No condomínio de Fernando, por sua vez, as reclamações são constantes. “Eles reclamam, pois o condomínio só tem 17 unidades, mas em toda reunião faço demonstrações da situação econômica de todos os gastos para a manutenção do condomínio. A informação e a transparência são fundamentais para conscientizar o morador”, diz o síndico.

O que levar em conta na hora do cálculo

  • Histórico das despesas: Analisar as despesas do ano anterior para avaliar o que precisa ser ajustado. Cada item deve ser observado separadamente (a demanda de alguns pode aumentar, enquanto a de outros pode diminuir).
  • Funcionários: Os gastos com funcionários chegam a 70% das despesas do condomínio, por isso é preciso atenção nesse quesito. Não se esqueça de acrescentar o 13º salário e as férias, como exemplo, para que os últimos meses do ano não fiquem sobrecarregados.
  • Contas de rotina: No cálculo das contas de luz e água, é indicado considerar possíveis reajustes em relação aos gastos do ano anterior, podendo-se utilizar o IGP-M.
  • Manutenções: As manutenções são necessárias para evitar gastos maiores com reparos, por isso devem-se analisar estruturas e equipamentos que deverão passar por esse processo no próximo período.
  • Inadimplência: Ela existe e precisa ser considerada na hora do cálculo. Para isso, analise o histórico de inadimplentes e dilua a porcentagem devedora média na taxa. Isso garante que os serviços essenciais continuem funcionando.

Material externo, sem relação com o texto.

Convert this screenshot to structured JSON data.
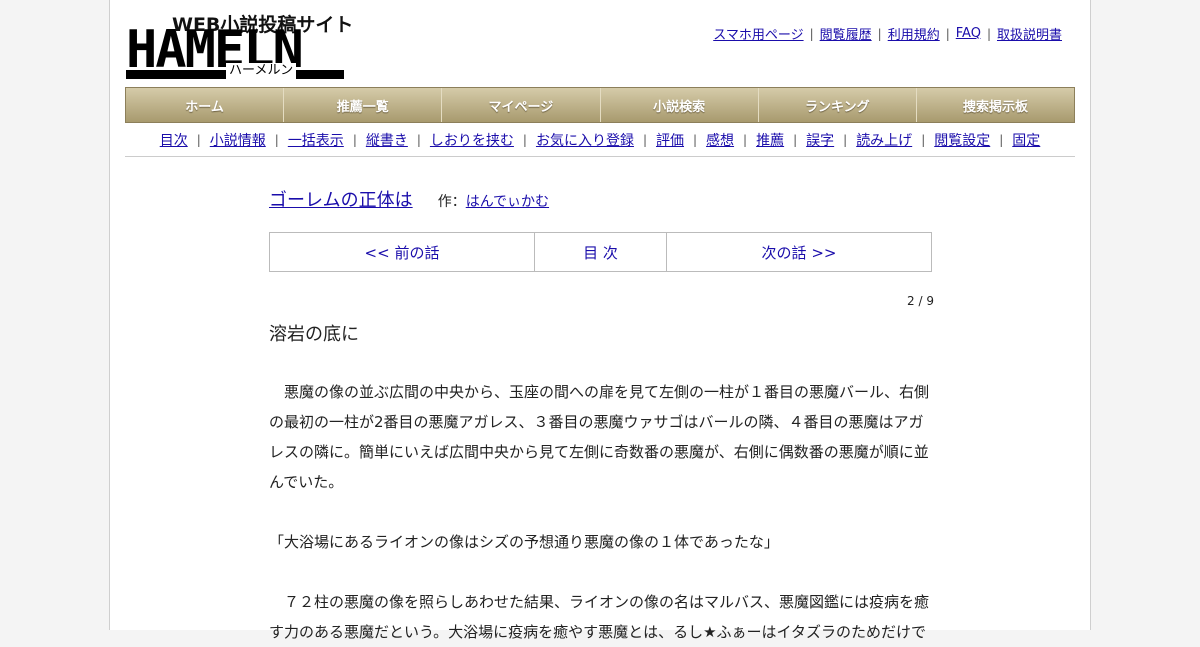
{
  "header": {
    "logo_sub": "WEB小説投稿サイト",
    "logo_main": "HAMELN",
    "logo_kana": "ハーメルン",
    "top_links": [
      "スマホ用ページ",
      "閲覧履歴",
      "利用規約",
      "FAQ",
      "取扱説明書"
    ]
  },
  "main_nav": [
    "ホーム",
    "推薦一覧",
    "マイページ",
    "小説検索",
    "ランキング",
    "捜索掲示板"
  ],
  "sub_nav": [
    "目次",
    "小説情報",
    "一括表示",
    "縦書き",
    "しおりを挟む",
    "お気に入り登録",
    "評価",
    "感想",
    "推薦",
    "誤字",
    "読み上げ",
    "閲覧設定",
    "固定"
  ],
  "novel": {
    "title": "ゴーレムの正体は",
    "author_label": "作：",
    "author": "はんでぃかむ"
  },
  "pager": {
    "prev": "<< 前の話",
    "toc": "目 次",
    "next": "次の話 >>"
  },
  "page_count": "2 / 9",
  "chapter_title": "溶岩の底に",
  "body": [
    "　悪魔の像の並ぶ広間の中央から、玉座の間への扉を見て左側の一柱が１番目の悪魔バール、右側の最初の一柱が2番目の悪魔アガレス、３番目の悪魔ウァサゴはバールの隣、４番目の悪魔はアガレスの隣に。簡単にいえば広間中央から見て左側に奇数番の悪魔が、右側に偶数番の悪魔が順に並んでいた。",
    "",
    "「大浴場にあるライオンの像はシズの予想通り悪魔の像の１体であったな」",
    "",
    "　７２柱の悪魔の像を照らしあわせた結果、ライオンの像の名はマルバス、悪魔図鑑には疫病を癒す力のある悪魔だという。大浴場に疫病を癒やす悪魔とは、るし★ふぁーはイタズラのためだけで"
  ],
  "colors": {
    "link": "#1a0dab",
    "nav_top": "#d5cba9",
    "nav_bottom": "#a89a6e"
  }
}
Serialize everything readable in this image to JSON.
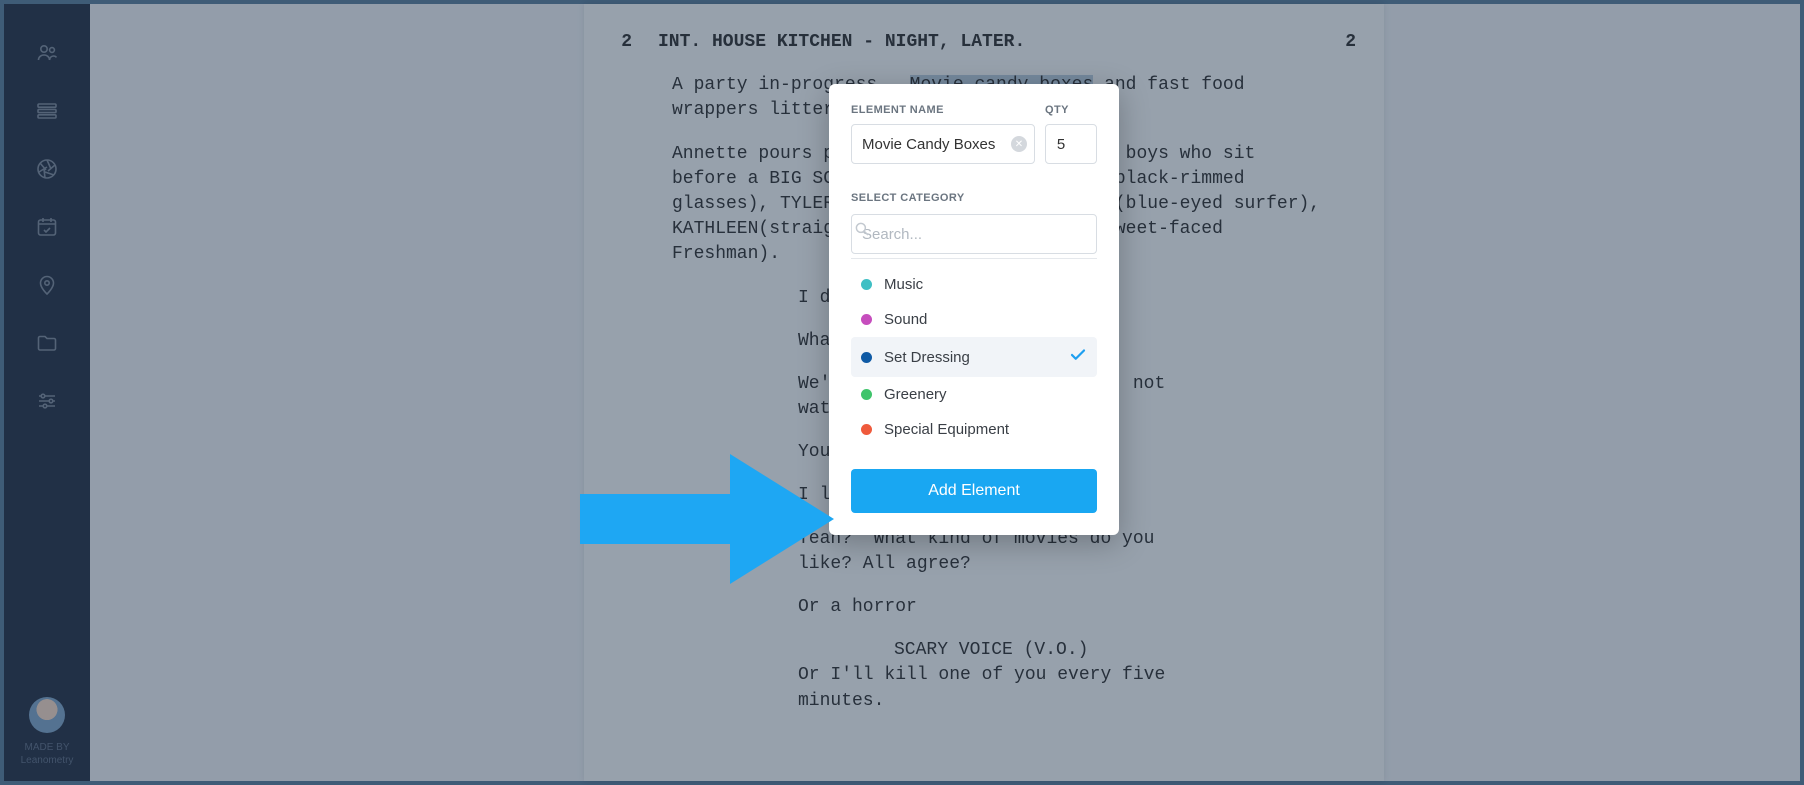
{
  "sidebar": {
    "icons": [
      "contacts-icon",
      "list-icon",
      "shutter-icon",
      "calendar-icon",
      "location-icon",
      "folder-icon",
      "settings-icon"
    ],
    "made_by_line1": "MADE BY",
    "made_by_line2": "Leanometry"
  },
  "script": {
    "scene_number": "2",
    "slugline": "INT. HOUSE KITCHEN - NIGHT, LATER.",
    "action1_pre": "A party in-progress.  ",
    "highlighted": "Movie candy boxes",
    "action1_post": " and fast food wrappers litter",
    "action2": "Annette pours popcorn into a bowl for the boys who sit before a BIG SCREEN TV.  They are: WILL (black-rimmed glasses), TYLER (letterman jacket), RYAN (blue-eyed surfer), KATHLEEN(straight outta Ohio) and TONY (sweet-faced Freshman).",
    "d1": "I don't know...",
    "d2": "What?",
    "d3": "We're supposed to be studying, not watching movies.",
    "d4": "You are such a girl.",
    "d5": "I like movies.",
    "d6": "Yeah?  What kind of movies do you like? All agree?",
    "d7": "Or a horror",
    "char_scary": "SCARY VOICE (V.O.)",
    "d8": "Or I'll kill one of you every five minutes."
  },
  "popup": {
    "label_name": "ELEMENT NAME",
    "label_qty": "QTY",
    "name_value": "Movie Candy Boxes",
    "qty_value": "5",
    "label_category": "SELECT CATEGORY",
    "search_placeholder": "Search...",
    "categories": [
      {
        "label": "Music",
        "color": "#3fbfc4",
        "selected": false
      },
      {
        "label": "Sound",
        "color": "#c64dbd",
        "selected": false
      },
      {
        "label": "Set Dressing",
        "color": "#0f5aa5",
        "selected": true
      },
      {
        "label": "Greenery",
        "color": "#3fc46b",
        "selected": false
      },
      {
        "label": "Special Equipment",
        "color": "#ef5a3c",
        "selected": false
      }
    ],
    "add_button": "Add Element"
  }
}
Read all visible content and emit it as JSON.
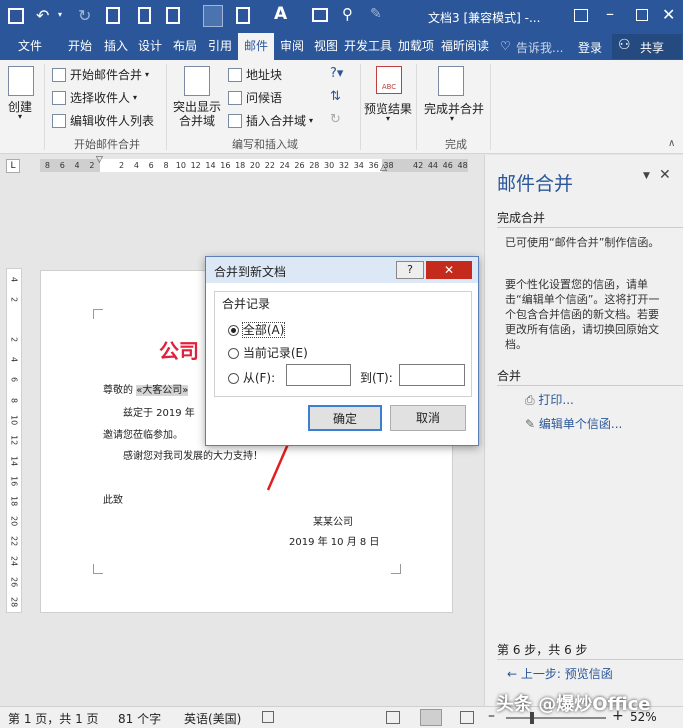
{
  "window": {
    "title": "文档3 [兼容模式] -...",
    "qat_icons": [
      "save-icon",
      "undo-icon",
      "redo-icon",
      "print-preview-icon",
      "new-document-icon",
      "paste-icon",
      "outline-icon",
      "format-painter-icon",
      "font-color-icon",
      "table-icon",
      "find-icon",
      "pen-icon"
    ]
  },
  "tabs": [
    {
      "label": "文件"
    },
    {
      "label": "开始"
    },
    {
      "label": "插入"
    },
    {
      "label": "设计"
    },
    {
      "label": "布局"
    },
    {
      "label": "引用"
    },
    {
      "label": "邮件"
    },
    {
      "label": "审阅"
    },
    {
      "label": "视图"
    },
    {
      "label": "开发工具"
    },
    {
      "label": "加载项"
    },
    {
      "label": "福昕阅读"
    }
  ],
  "tell_me": "告诉我...",
  "signin": "登录",
  "share": "共享",
  "ribbon": {
    "create": {
      "label": "创建"
    },
    "start_merge_group": {
      "label": "开始邮件合并",
      "start_merge": "开始邮件合并",
      "select_recipients": "选择收件人",
      "edit_list": "编辑收件人列表"
    },
    "write_insert_group": {
      "label": "编写和插入域",
      "highlight": "突出显示\n合并域",
      "address_block": "地址块",
      "greeting": "问候语",
      "insert_field": "插入合并域"
    },
    "preview_group": {
      "label": "预览结果",
      "abc": "ABC"
    },
    "finish_group": {
      "label": "完成",
      "finish_merge": "完成并合并"
    }
  },
  "ruler_numbers": [
    "8",
    "6",
    "4",
    "2",
    "",
    "2",
    "4",
    "6",
    "8",
    "10",
    "12",
    "14",
    "16",
    "18",
    "20",
    "22",
    "24",
    "26",
    "28",
    "30",
    "32",
    "34",
    "36",
    "38",
    "",
    "42",
    "44",
    "46",
    "48"
  ],
  "vruler_numbers": [
    "4",
    "2",
    "",
    "2",
    "4",
    "6",
    "8",
    "10",
    "12",
    "14",
    "16",
    "18",
    "20",
    "22",
    "24",
    "26",
    "28"
  ],
  "document": {
    "heading": "公司",
    "line1_prefix": "尊敬的",
    "line1_field": "«大客公司»",
    "line2": "兹定于 2019 年",
    "line3": "邀请您莅临参加。",
    "line4": "感谢您对我司发展的大力支持！",
    "line5": "此致",
    "signature": "某某公司",
    "date": "2019 年 10 月 8 日"
  },
  "pane": {
    "title": "邮件合并",
    "section1_title": "完成合并",
    "section1_text": "已可使用“邮件合并”制作信函。",
    "section1_text2": "要个性化设置您的信函，请单击“编辑单个信函”。这将打开一个包含合并信函的新文档。若要更改所有信函，请切换回原始文档。",
    "section2_title": "合并",
    "print_link": "打印...",
    "edit_link": "编辑单个信函...",
    "step": "第 6 步，共 6 步",
    "prev_link": "上一步: 预览信函"
  },
  "dialog": {
    "title": "合并到新文档",
    "help": "?",
    "group_label": "合并记录",
    "opt_all": "全部(A)",
    "opt_current": "当前记录(E)",
    "opt_from": "从(F):",
    "to_label": "到(T):",
    "from_value": "",
    "to_value": "",
    "ok": "确定",
    "cancel": "取消"
  },
  "status": {
    "page": "第 1 页，共 1 页",
    "words": "81 个字",
    "lang": "英语(美国)",
    "zoom": "52%"
  },
  "watermark": "头条 @爆炒Office"
}
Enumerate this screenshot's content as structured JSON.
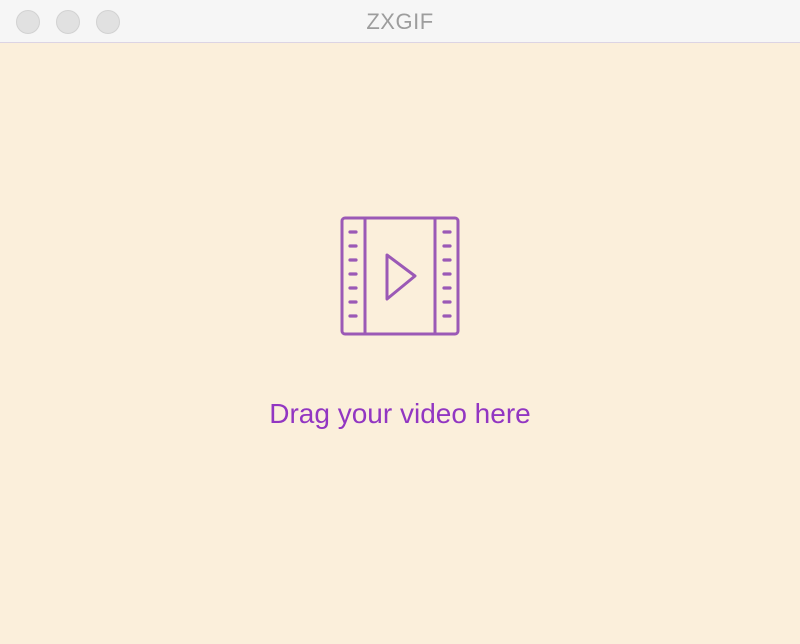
{
  "window": {
    "title": "ZXGIF",
    "background": "#fbefdb"
  },
  "titlebar": {
    "buttons": [
      {
        "name": "close-button"
      },
      {
        "name": "minimize-button"
      },
      {
        "name": "zoom-button"
      }
    ]
  },
  "dropzone": {
    "icon": "video-film-play-icon",
    "icon_color": "#9b59b6",
    "label": "Drag your video here",
    "label_color": "#9236c2"
  }
}
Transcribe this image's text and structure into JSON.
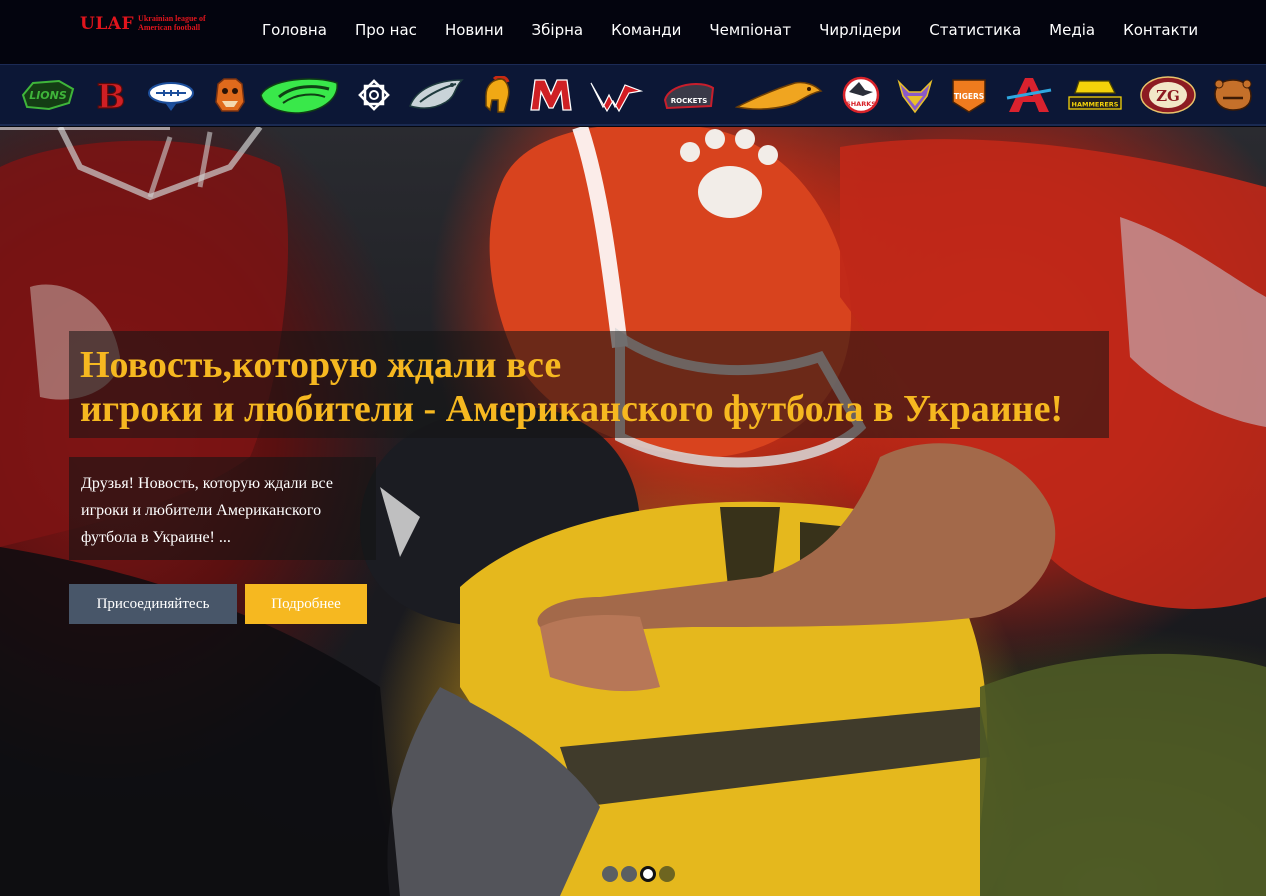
{
  "brand": {
    "mark": "ULAF",
    "subtitle": "Ukrainian league of American football"
  },
  "nav": {
    "items": [
      "Головна",
      "Про нас",
      "Новини",
      "Збірна",
      "Команди",
      "Чемпіонат",
      "Чирлідери",
      "Статистика",
      "Медіа",
      "Контакти"
    ]
  },
  "teams": [
    {
      "icon": "lions-logo-icon",
      "text": "LIONS",
      "color": "#3fb53a"
    },
    {
      "icon": "b-letter-logo-icon",
      "text": "B",
      "color": "#d01f24"
    },
    {
      "icon": "football-logo-icon",
      "text": "",
      "color": "#1d4f9c"
    },
    {
      "icon": "bulldog-logo-icon",
      "text": "",
      "color": "#e06a1c"
    },
    {
      "icon": "green-wing-logo-icon",
      "text": "",
      "color": "#39e84a"
    },
    {
      "icon": "star-emblem-logo-icon",
      "text": "",
      "color": "#ffffff"
    },
    {
      "icon": "eagle-logo-icon",
      "text": "",
      "color": "#c9d3d8"
    },
    {
      "icon": "spartan-helmet-logo-icon",
      "text": "",
      "color": "#f1a814"
    },
    {
      "icon": "m-letter-logo-icon",
      "text": "",
      "color": "#cf2024"
    },
    {
      "icon": "vw-wings-logo-icon",
      "text": "",
      "color": "#d21c22"
    },
    {
      "icon": "rockets-logo-icon",
      "text": "ROCKETS",
      "color": "#c81e2c"
    },
    {
      "icon": "cougar-logo-icon",
      "text": "",
      "color": "#f0a520"
    },
    {
      "icon": "sharks-logo-icon",
      "text": "SHARKS",
      "color": "#d8232a"
    },
    {
      "icon": "viking-logo-icon",
      "text": "",
      "color": "#8a5ac7"
    },
    {
      "icon": "tigers-logo-icon",
      "text": "TIGERS",
      "color": "#ef7b1e"
    },
    {
      "icon": "a-letter-logo-icon",
      "text": "",
      "color": "#d9222e"
    },
    {
      "icon": "hammerers-logo-icon",
      "text": "HAMMERERS",
      "color": "#f3d20a"
    },
    {
      "icon": "zg-logo-icon",
      "text": "ZG",
      "color": "#8c1b22"
    },
    {
      "icon": "bear-logo-icon",
      "text": "",
      "color": "#c5702a"
    }
  ],
  "hero": {
    "headline_line1": "Новость,которую ждали все",
    "headline_line2": "игроки и любители - Американского футбола в Украине!",
    "excerpt": "Друзья! Новость, которую ждали все игроки и любители Американского футбола в Украине! ...",
    "btn_join": "Присоединяйтесь",
    "btn_more": "Подробнее",
    "slides_total": 4,
    "active_slide": 3,
    "accent_color": "#f6b820"
  }
}
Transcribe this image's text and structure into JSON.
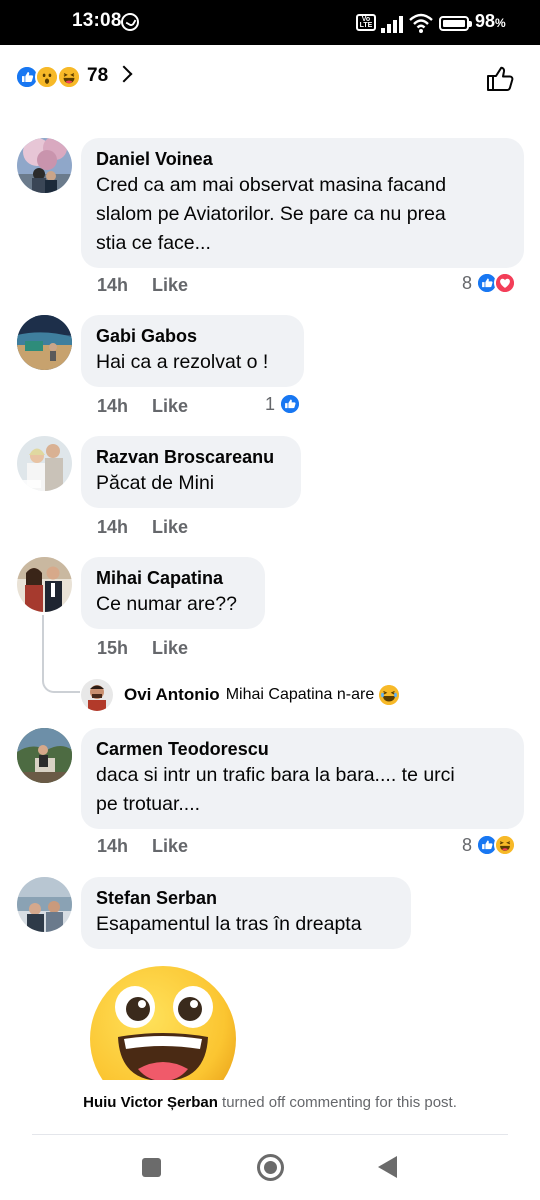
{
  "status_bar": {
    "time": "13:08",
    "network_badge": "Vo LTE",
    "battery_pct": "98",
    "battery_unit": "%",
    "battery_level": 0.98
  },
  "reactions_header": {
    "count": "78",
    "icons": [
      "like-reaction",
      "wow-reaction",
      "haha-reaction"
    ]
  },
  "comments": [
    {
      "author": "Daniel Voinea",
      "text_lines": [
        "Cred ca am mai observat masina facand",
        "slalom pe Aviatorilor. Se pare ca nu prea",
        "stia ce face..."
      ],
      "time": "14h",
      "like_label": "Like",
      "reaction_count": "8",
      "reactions": [
        "like",
        "love"
      ]
    },
    {
      "author": "Gabi Gabos",
      "text_lines": [
        "Hai ca a rezolvat o !"
      ],
      "time": "14h",
      "like_label": "Like",
      "reaction_count": "1",
      "reactions": [
        "like"
      ]
    },
    {
      "author": "Razvan Broscareanu",
      "text_lines": [
        "Păcat de Mini"
      ],
      "time": "14h",
      "like_label": "Like"
    },
    {
      "author": "Mihai Capatina",
      "text_lines": [
        "Ce numar are??"
      ],
      "time": "15h",
      "like_label": "Like",
      "reply": {
        "author": "Ovi Antonio",
        "text": "Mihai Capatina n-are",
        "emoji": "haha-emoji"
      }
    },
    {
      "author": "Carmen Teodorescu",
      "text_lines": [
        "daca si intr un trafic bara la bara.... te urci",
        "pe trotuar...."
      ],
      "time": "14h",
      "like_label": "Like",
      "reaction_count": "8",
      "reactions": [
        "like",
        "haha"
      ]
    },
    {
      "author": "Stefan Serban",
      "text_lines": [
        "Esapamentul la tras în dreapta"
      ],
      "sticker": "grinning-face-sticker"
    }
  ],
  "footer": {
    "owner": "Huiu Victor Șerban",
    "message": " turned off commenting for this post."
  },
  "colors": {
    "accent_like": "#1877f2",
    "love": "#f33e58",
    "haha": "#f7b928",
    "bubble": "#f0f2f5",
    "meta_text": "#65676b"
  }
}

PARA AJUDAR monte uma planilha anual, listando todos os gastos de cada período (inclusive os fixos), usando como base o ano anterior. Nesse momento, não se esqueça de incluir despesas que excederam o valor programado (assim como as que ficaram abaixo do previsto), além da média de possíveis reajustes nas contas fixas. Depois, inclua os gastos previstos para o próximo ano, faça a soma e calcule o novo valor da taxa.